= Charleston Dry Dock & Machine Company =

Shipyard in South Carolina

Charleston Dry Dock & Machine Company (renamed Charleston Drydock and Shipbuilding Co. in the late-1930s) was a shipyard located in Charleston, South Carolina, on the Cooper River. The shipyard is significant for its contribution to marine engineering, including the first entirely-welded commercial ship built in the United States. It was owned and operated by Leland Louis Green who was the first registered naval architect in South Carolina.

== Description ==
The site is situated east of Concord Street, between the intersections of Calhoun and Laurens Streets. In the late-19th century, the wharves along Concord Street were home to naval store warehouses and Pregnall Brothers Shipyard, which was established in 1869. Pregnall Brothers closed in 1912, reopening that same year as Valk & Murdoch Iron Works. In 1919, the yard was renamed Charleston Dry Dock & Machine Co.

In 1921, it was reported that the plant had an 8,500-ton floating drydock, with a 30-foot depth of water coming into the facility. The drydock was designed by Crandall Dry Dock Engineers of Massachusetts.

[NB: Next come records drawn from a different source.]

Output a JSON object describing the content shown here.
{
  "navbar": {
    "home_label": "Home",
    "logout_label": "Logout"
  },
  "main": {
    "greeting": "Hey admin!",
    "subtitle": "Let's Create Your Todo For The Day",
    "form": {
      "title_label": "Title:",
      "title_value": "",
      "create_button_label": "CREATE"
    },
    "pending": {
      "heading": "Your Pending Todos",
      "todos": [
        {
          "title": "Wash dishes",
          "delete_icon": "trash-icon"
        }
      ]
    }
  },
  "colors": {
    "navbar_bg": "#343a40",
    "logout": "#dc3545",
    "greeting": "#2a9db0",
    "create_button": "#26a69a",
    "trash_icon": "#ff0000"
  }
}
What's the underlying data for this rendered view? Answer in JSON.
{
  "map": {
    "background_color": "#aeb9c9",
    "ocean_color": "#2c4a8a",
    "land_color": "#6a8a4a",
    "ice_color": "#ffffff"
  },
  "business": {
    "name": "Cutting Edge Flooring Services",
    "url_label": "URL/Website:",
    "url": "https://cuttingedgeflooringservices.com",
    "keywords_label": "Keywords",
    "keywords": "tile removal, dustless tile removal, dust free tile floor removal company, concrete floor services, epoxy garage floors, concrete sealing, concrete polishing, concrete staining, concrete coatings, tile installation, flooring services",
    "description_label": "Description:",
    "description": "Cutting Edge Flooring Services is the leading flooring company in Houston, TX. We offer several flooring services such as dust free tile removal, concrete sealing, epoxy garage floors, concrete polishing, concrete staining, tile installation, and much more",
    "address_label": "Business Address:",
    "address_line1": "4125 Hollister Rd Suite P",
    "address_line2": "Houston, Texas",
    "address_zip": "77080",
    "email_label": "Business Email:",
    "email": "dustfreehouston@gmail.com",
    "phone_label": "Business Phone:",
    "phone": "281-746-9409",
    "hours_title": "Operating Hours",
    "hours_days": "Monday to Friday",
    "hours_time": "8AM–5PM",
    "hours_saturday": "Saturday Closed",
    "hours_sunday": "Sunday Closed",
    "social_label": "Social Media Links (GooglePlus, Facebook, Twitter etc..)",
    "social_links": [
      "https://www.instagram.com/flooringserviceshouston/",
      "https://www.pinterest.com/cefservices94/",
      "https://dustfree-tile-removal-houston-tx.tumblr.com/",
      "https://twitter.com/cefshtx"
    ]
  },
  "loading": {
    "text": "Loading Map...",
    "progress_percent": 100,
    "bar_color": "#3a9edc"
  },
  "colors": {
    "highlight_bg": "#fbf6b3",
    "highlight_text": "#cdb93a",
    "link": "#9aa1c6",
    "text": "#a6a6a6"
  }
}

The first entirely-welded ship in the world, the MS Carolinian, was built at the facility in 1929-1930. It was designed by R.F. Smith, and Charleston Dry Dock & Machine was the sole licensee of this design.

== World War II ==
Charleston Shipbuilding & Dry Dock was responsible for building at least 36 tugboats for the U.S. Navy from 1942-1946. Some of these vessels still have active registrations as of 2015.

== Philip Simmons ==
Philip Simmons worked in, and also operated, a blacksmith shop at various locations adjacent to Charleston Dry Dock & Machine Company. Some of his early work included repairing tools and equipment for waterfront industries.

== Fate and legacy ==
In the Fall of 1946, Charleston Shipbuilding & Drydock Co. began operations under Todd Shipyards of New York. In 2000, construction was completed on part of the site for the South Carolina Aquarium. Severe contamination of the site hindered the project in the late-1990s, and eventually lead to costly delays. Since the 1980s, the former shipyard facility is also occupied by several condominium communities as well as the Charleston Maritime Center (early-2000s).

Two U.S. Coast Guard lightships built by Charleston Dry Dock & Machine Co., Frying Pan (LV-115) and Chesapeake (LV-116), survive as museum ships as of 2017.